At VANJ, VC Joe Allegra Advises Growth Companies Seeking Money


On the same day that VC Joe Allegra presented at a recent VANJ luncheon, his firm, Edison Ventures (Lawrenceville, N.J.), announced it had closed a $249 million fund, its seventh. The fund is off to a strong start, investing $55 million in companies already in its portfolio. The only inititial investment made by the Edison VII fund in a N.J. company was follow-on money for PHX, a healthcare IT firm in Bedminster.

Edison Ventures funds financial and healthcare technology, interactive marketing and e-commerce, and Enterprise 2.0. It invests in companies that are well along, with between $5 million and $20 million in annual revenue and at least a 25 percent growth rate at the time of investment. Edison invests between $5 million and $10 million to accelerate a company’s growth by some 30 percent to 60 percent.

Allegra’s talk was to be about “Investor Guidance on Business Plans and Presentations,” which he began after providing extensive guidance on what kinds of companies Edison wants to evaluate.

“We’re looking for growth companies that have some unique intellectual property,” he said. “We invest in a lot of firms whose founders happen to be domain experts,” he added. The founders leave these to pursue the solution to some problem in an industry they know well. The VCs also like recurring revenue companies, like software as a service offerings. “It turns out that valuations are much higher in recurring revenue model companies,” versus the license model. “The companies going public these days are all recurring revenue models,” Allegra noted.

When Edison invests in a company, it is usually at a break-even point because it’s had to be. “Our money will probably take you negative for a while,” he said, while the company makes major investments in sales and marketing, making a transition from the “founder sales model” to the “institutional sales model.

According to Allegra, the one thing founders have to know is, “If you take venture capital, you are on the path to an exit. If you don’t take money from anyone, you can do what you want.” So the company will be sold or, in rare cases, go out for an initial public offering. Edison looks for a buyer before it invests. The firm examines the overall market for potential matches. The best possible outcome is to find a company that will say, “We have a gap in our product line that this company fills.”

Adds Allegra, “If a big company buys you, you have to be a high gross-margin business … a business it can put in the hands of its sales team and get tremendous scale out of.” When looking for a company to fund, Edison asks the question, Can we accelerate growth by 40 percent for five years, and when another company buys it, will it be able to double or triple the company’s size?

Edison looks for businesses with proprietary technology that can’t easily be duplicated by a competitor. Cool tech isn’t enough. A company has to know if its technology will be appreciated by customers. “Generally, people buy technology to solve some problem,” Allegra said. So his big question, he noted, is, Does the solution meet an urgent need, or is it just nice to have? To Allegra, one indication of an urgent need: the company has to cut projects across the board, but yours still gets funded.

It’s also important for companies to be both market and thought leaders in an industry. Go out there and make up terms for what you do, Allegra advised.

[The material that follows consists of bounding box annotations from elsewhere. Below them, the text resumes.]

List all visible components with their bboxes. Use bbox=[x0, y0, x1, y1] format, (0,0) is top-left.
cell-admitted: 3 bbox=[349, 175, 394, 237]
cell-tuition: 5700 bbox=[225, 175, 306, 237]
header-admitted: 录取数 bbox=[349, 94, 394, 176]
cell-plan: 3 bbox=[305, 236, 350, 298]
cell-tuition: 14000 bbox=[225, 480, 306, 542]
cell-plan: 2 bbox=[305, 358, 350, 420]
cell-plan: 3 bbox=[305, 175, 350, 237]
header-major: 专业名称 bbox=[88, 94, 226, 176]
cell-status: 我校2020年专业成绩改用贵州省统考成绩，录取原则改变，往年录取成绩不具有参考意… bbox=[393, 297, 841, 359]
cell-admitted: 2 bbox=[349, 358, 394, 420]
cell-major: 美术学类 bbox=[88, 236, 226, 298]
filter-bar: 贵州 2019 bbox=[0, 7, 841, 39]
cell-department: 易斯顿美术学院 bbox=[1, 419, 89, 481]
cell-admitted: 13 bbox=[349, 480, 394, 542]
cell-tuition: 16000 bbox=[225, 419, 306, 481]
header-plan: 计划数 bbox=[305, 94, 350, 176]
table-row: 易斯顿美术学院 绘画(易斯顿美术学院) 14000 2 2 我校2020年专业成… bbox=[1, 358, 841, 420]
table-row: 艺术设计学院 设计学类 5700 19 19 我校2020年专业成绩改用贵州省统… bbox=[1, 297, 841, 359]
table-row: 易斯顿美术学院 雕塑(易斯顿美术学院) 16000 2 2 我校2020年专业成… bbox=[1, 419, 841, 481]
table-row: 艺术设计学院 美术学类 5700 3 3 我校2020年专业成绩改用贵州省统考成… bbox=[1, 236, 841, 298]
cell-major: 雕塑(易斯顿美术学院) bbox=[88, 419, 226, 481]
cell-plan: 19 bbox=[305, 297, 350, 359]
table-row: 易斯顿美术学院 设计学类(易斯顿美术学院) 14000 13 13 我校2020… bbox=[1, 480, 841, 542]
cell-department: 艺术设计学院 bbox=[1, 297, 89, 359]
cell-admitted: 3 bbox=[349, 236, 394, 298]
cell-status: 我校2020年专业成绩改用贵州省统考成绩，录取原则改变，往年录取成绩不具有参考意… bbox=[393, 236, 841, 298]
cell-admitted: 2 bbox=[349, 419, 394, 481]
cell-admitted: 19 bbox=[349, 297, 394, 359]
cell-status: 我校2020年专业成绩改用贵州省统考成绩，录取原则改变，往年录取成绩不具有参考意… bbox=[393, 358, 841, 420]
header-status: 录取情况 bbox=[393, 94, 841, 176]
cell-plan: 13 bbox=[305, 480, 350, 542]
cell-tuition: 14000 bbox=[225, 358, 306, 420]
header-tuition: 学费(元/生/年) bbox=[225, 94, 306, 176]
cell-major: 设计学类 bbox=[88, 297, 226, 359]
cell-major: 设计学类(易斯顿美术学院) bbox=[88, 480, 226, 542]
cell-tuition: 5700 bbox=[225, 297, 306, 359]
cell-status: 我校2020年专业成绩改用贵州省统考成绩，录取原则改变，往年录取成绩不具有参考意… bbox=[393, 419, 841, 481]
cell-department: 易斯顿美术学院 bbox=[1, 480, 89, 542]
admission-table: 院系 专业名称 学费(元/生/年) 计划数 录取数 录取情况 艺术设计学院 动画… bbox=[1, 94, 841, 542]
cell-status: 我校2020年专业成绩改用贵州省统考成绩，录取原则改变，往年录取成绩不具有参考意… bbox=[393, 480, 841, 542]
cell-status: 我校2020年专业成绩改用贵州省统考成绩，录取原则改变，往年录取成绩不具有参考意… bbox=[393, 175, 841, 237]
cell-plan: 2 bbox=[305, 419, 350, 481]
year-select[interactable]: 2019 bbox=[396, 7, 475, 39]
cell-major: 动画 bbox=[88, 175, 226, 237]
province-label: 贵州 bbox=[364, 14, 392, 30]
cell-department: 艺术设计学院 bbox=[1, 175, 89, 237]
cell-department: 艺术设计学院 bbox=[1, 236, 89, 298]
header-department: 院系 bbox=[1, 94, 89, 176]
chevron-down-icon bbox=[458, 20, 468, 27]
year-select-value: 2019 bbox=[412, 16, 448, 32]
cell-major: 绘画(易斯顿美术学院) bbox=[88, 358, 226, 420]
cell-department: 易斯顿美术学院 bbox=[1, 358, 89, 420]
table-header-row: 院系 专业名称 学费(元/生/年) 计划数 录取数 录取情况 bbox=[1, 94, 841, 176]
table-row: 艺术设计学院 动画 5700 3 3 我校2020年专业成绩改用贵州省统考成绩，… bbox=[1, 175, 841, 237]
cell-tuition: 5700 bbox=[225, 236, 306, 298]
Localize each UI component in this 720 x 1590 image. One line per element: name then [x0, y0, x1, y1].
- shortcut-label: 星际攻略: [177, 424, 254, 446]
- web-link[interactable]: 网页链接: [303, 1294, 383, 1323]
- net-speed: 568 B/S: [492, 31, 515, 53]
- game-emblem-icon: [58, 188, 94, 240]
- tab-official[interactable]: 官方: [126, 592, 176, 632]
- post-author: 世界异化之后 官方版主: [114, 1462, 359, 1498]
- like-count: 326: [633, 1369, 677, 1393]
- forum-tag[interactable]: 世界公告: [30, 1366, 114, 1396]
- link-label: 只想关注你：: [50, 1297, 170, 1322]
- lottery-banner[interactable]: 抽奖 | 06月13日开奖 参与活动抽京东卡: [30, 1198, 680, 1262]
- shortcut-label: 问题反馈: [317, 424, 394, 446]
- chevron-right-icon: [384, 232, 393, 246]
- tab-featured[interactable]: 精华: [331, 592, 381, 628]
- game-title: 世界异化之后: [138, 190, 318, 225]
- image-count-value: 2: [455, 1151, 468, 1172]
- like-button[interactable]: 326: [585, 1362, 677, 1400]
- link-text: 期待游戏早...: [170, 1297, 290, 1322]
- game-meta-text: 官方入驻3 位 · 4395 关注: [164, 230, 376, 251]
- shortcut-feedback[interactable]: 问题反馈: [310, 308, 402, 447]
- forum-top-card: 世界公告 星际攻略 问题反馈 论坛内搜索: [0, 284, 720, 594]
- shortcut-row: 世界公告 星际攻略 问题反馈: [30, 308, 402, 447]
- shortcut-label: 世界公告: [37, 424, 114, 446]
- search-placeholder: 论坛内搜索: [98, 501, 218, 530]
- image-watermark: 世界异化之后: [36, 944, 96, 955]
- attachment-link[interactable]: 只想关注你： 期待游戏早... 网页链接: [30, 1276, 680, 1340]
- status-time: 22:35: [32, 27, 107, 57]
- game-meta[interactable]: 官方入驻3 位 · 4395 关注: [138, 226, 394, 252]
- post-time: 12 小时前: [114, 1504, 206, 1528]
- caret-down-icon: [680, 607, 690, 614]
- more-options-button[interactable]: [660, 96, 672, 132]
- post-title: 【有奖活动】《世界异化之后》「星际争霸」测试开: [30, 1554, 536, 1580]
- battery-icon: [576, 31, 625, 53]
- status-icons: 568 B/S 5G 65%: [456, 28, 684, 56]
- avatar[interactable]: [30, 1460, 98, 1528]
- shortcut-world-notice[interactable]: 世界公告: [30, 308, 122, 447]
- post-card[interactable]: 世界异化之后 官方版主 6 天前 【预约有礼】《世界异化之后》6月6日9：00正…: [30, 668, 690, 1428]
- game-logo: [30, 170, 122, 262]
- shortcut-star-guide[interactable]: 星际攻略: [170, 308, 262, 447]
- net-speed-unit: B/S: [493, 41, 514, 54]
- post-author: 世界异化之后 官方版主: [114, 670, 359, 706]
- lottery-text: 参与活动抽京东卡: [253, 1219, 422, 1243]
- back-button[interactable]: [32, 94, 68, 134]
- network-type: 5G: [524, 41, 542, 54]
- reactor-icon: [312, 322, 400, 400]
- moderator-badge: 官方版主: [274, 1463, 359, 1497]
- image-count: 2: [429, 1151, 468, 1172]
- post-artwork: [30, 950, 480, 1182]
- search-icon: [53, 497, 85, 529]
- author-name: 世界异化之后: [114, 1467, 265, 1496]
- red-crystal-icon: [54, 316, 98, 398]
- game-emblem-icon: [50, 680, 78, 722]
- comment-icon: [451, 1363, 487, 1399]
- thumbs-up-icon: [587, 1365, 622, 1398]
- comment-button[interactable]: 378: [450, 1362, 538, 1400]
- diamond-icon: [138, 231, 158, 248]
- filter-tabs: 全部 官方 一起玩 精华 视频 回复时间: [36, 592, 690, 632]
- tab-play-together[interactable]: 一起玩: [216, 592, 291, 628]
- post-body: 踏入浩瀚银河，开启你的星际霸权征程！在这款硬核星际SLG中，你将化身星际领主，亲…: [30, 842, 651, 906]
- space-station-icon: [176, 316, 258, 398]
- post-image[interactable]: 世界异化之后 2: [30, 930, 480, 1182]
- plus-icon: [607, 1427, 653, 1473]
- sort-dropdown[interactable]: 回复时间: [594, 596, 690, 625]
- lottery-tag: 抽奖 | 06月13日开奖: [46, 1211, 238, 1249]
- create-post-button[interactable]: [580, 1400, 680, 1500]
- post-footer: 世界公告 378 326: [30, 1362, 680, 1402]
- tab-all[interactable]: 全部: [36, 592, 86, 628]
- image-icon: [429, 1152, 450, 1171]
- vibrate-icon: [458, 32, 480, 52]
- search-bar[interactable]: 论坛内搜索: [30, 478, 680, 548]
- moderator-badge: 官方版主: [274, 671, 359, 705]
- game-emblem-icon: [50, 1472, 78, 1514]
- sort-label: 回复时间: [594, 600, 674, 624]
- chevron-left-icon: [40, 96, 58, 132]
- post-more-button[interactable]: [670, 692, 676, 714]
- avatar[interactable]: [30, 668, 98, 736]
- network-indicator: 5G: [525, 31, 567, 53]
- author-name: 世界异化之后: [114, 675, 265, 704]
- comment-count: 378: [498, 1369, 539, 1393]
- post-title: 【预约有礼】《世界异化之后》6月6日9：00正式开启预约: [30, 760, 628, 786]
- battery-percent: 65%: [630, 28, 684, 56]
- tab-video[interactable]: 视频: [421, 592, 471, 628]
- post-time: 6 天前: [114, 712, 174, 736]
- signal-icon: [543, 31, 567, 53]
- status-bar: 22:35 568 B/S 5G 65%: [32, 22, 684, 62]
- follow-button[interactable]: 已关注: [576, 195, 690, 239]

While you may think it’s only the Gartner of the world that make up catch phrases and industry jargon, companies often do this as well, and founders can then influence their industry in this way, making  their companies more attractive to VCs. One reason VCs like market leaders, Allegra said: they have self-sustaining pipelines and don’t have to work as hard to get customers.

On the issue of business plans, Allegra said it isn’t necessary to provide a VC with an entire plan. A two- or three-page executive summary or 15 to 20 slides is all you need. The executive summary is not intended to tell the whole story but simply to whet the VC’s appetite. The first paragraph should tell “What aisle and what shelf”—where your company fits in in the market. Indicate the companies yours is comparable to. The summary should then go to the compelling proposition: what problem you solve better than everyone else.

Tech companies have a hard time remembering that “it’s not about the technology” but the problem, Allegra noted. “I find it’s easier to understand what a company is about” if it clearly identifies the problems it can solve or “if you tell a story about how someone has used your product to solve a problem.” Then indicate how much [money] you are raising and what you will do with it, he suggested.

Talk about your market positioning and identify whether the market is large enough to support several companies, Allegra advised. You must address the competition. The one thing he says drives him crazy: companies claiming they have no competition and are conservative with their numbers. Tell how you differ from your competitors—specifically, how you solve problems—and what that will mean to buyers. Also discuss your sales and distribution. “To me, this is critical,” comments Allegra. “There is a lot of lousy technology out there with great sales and marketing organizations,” and these firms are successful anyway, he implied.